明確には言いがたいが、とりあえず明日が来ることが億劫にならないことには安心した。
――すごい疲れた。
――お仕事って大変……大人って凄いな。
――今日は早く寝よう。
寮へ早く帰ろうと思い、顔をあげる。
「あ」
見覚えのある月白色の癖のある髪を見て、思わず声を漏らす。
「お疲れ様」
「お、お疲れ様…」
そんな咲耶に気付いたのか、九条は挨拶をしながら歩み寄る。
「初日はどうだった?夜霧さんと見回りって聞いたけど」
「うん。みんな優しくて、色々と教えてくれたよ」
「良かった」
「九条くんはまだお仕事?」
「もう帰るところ。働いてはいるけど、まだ未成年だからね。あんまり遅くまでいると煩くて」
――そっか。

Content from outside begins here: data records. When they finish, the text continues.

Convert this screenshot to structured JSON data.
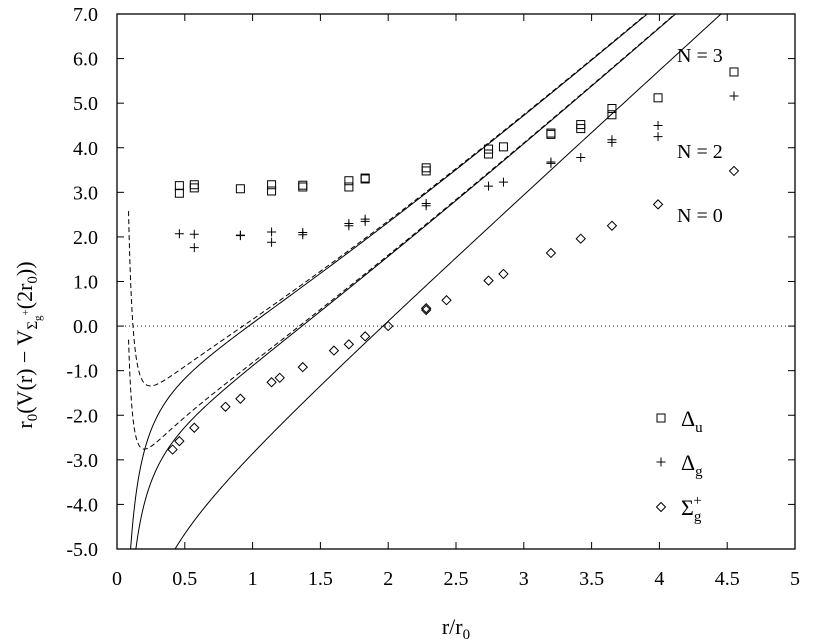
{
  "chart_data": {
    "type": "scatter",
    "xlabel": "r/r0",
    "ylabel": "r0(V(r) − VΣg+(2r0))",
    "xlim": [
      0,
      5
    ],
    "ylim": [
      -5,
      7
    ],
    "x_ticks": [
      "0",
      "0.5",
      "1",
      "1.5",
      "2",
      "2.5",
      "3",
      "3.5",
      "4",
      "4.5",
      "5"
    ],
    "y_ticks": [
      "-5.0",
      "-4.0",
      "-3.0",
      "-2.0",
      "-1.0",
      "0.0",
      "1.0",
      "2.0",
      "3.0",
      "4.0",
      "5.0",
      "6.0",
      "7.0"
    ],
    "zero_line": true,
    "grid": false,
    "legend_position": "bottom-right",
    "annotations": [
      "N = 3",
      "N = 2",
      "N = 0"
    ],
    "series": [
      {
        "name": "Δu",
        "marker": "square",
        "points": [
          [
            0.46,
            3.15
          ],
          [
            0.46,
            2.98
          ],
          [
            0.57,
            3.17
          ],
          [
            0.57,
            3.1
          ],
          [
            0.91,
            3.08
          ],
          [
            1.14,
            3.17
          ],
          [
            1.14,
            3.03
          ],
          [
            1.37,
            3.16
          ],
          [
            1.37,
            3.12
          ],
          [
            1.71,
            3.26
          ],
          [
            1.71,
            3.12
          ],
          [
            1.83,
            3.32
          ],
          [
            1.83,
            3.3
          ],
          [
            2.28,
            3.55
          ],
          [
            2.28,
            3.48
          ],
          [
            2.74,
            3.97
          ],
          [
            2.74,
            3.86
          ],
          [
            2.85,
            4.02
          ],
          [
            3.2,
            4.33
          ],
          [
            3.2,
            4.3
          ],
          [
            3.42,
            4.52
          ],
          [
            3.42,
            4.43
          ],
          [
            3.65,
            4.88
          ],
          [
            3.65,
            4.74
          ],
          [
            3.99,
            5.12
          ],
          [
            4.55,
            5.7
          ]
        ]
      },
      {
        "name": "Δg",
        "marker": "plus",
        "points": [
          [
            0.46,
            2.07
          ],
          [
            0.57,
            2.06
          ],
          [
            0.57,
            1.76
          ],
          [
            0.91,
            2.04
          ],
          [
            0.91,
            2.03
          ],
          [
            1.14,
            2.11
          ],
          [
            1.14,
            1.88
          ],
          [
            1.37,
            2.1
          ],
          [
            1.37,
            2.05
          ],
          [
            1.71,
            2.3
          ],
          [
            1.71,
            2.25
          ],
          [
            1.83,
            2.4
          ],
          [
            1.83,
            2.35
          ],
          [
            2.28,
            2.75
          ],
          [
            2.28,
            2.7
          ],
          [
            2.74,
            3.14
          ],
          [
            2.85,
            3.23
          ],
          [
            3.2,
            3.68
          ],
          [
            3.2,
            3.65
          ],
          [
            3.42,
            3.78
          ],
          [
            3.65,
            4.18
          ],
          [
            3.65,
            4.12
          ],
          [
            3.99,
            4.5
          ],
          [
            3.99,
            4.25
          ],
          [
            4.55,
            5.16
          ]
        ]
      },
      {
        "name": "Σg+",
        "marker": "diamond",
        "points": [
          [
            0.41,
            -2.77
          ],
          [
            0.46,
            -2.58
          ],
          [
            0.57,
            -2.28
          ],
          [
            0.8,
            -1.81
          ],
          [
            0.91,
            -1.63
          ],
          [
            1.14,
            -1.26
          ],
          [
            1.2,
            -1.16
          ],
          [
            1.37,
            -0.92
          ],
          [
            1.6,
            -0.55
          ],
          [
            1.71,
            -0.41
          ],
          [
            1.83,
            -0.23
          ],
          [
            2.0,
            0.0
          ],
          [
            2.28,
            0.36
          ],
          [
            2.28,
            0.4
          ],
          [
            2.43,
            0.58
          ],
          [
            2.74,
            1.02
          ],
          [
            2.85,
            1.17
          ],
          [
            3.2,
            1.64
          ],
          [
            3.42,
            1.96
          ],
          [
            3.65,
            2.25
          ],
          [
            3.99,
            2.73
          ],
          [
            4.55,
            3.48
          ]
        ]
      }
    ]
  }
}
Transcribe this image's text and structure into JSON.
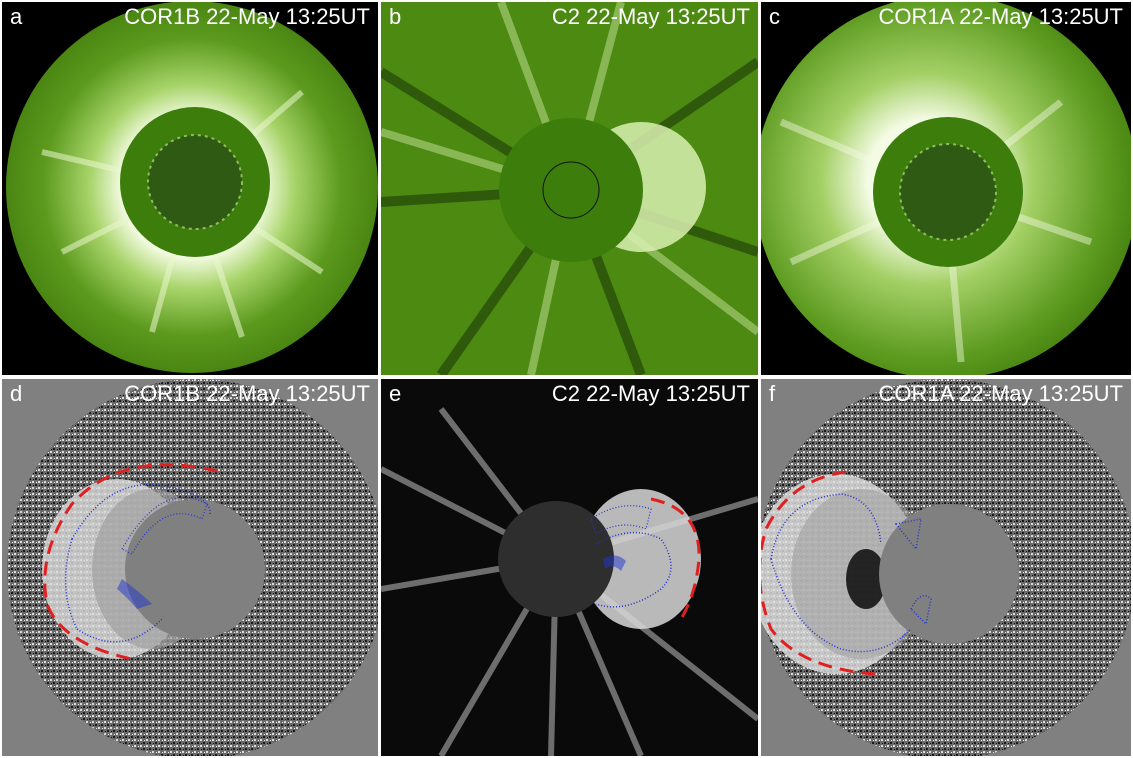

九条くん、私より年下って言ってたよね。
――もう働いてるんだから凄いな。
「ねぇ、家どこ?送ってく」
「え」
「……嫌?」
「ち、違うけど…寮住みだし近くだから」
突然の発言に戸惑いながらも、やんわりと断るが。
「じゃあ寮まで送るよ。荷物取ってくるから、少し待ってて」
そう言い残して、九条は小走りでこの場を後にした。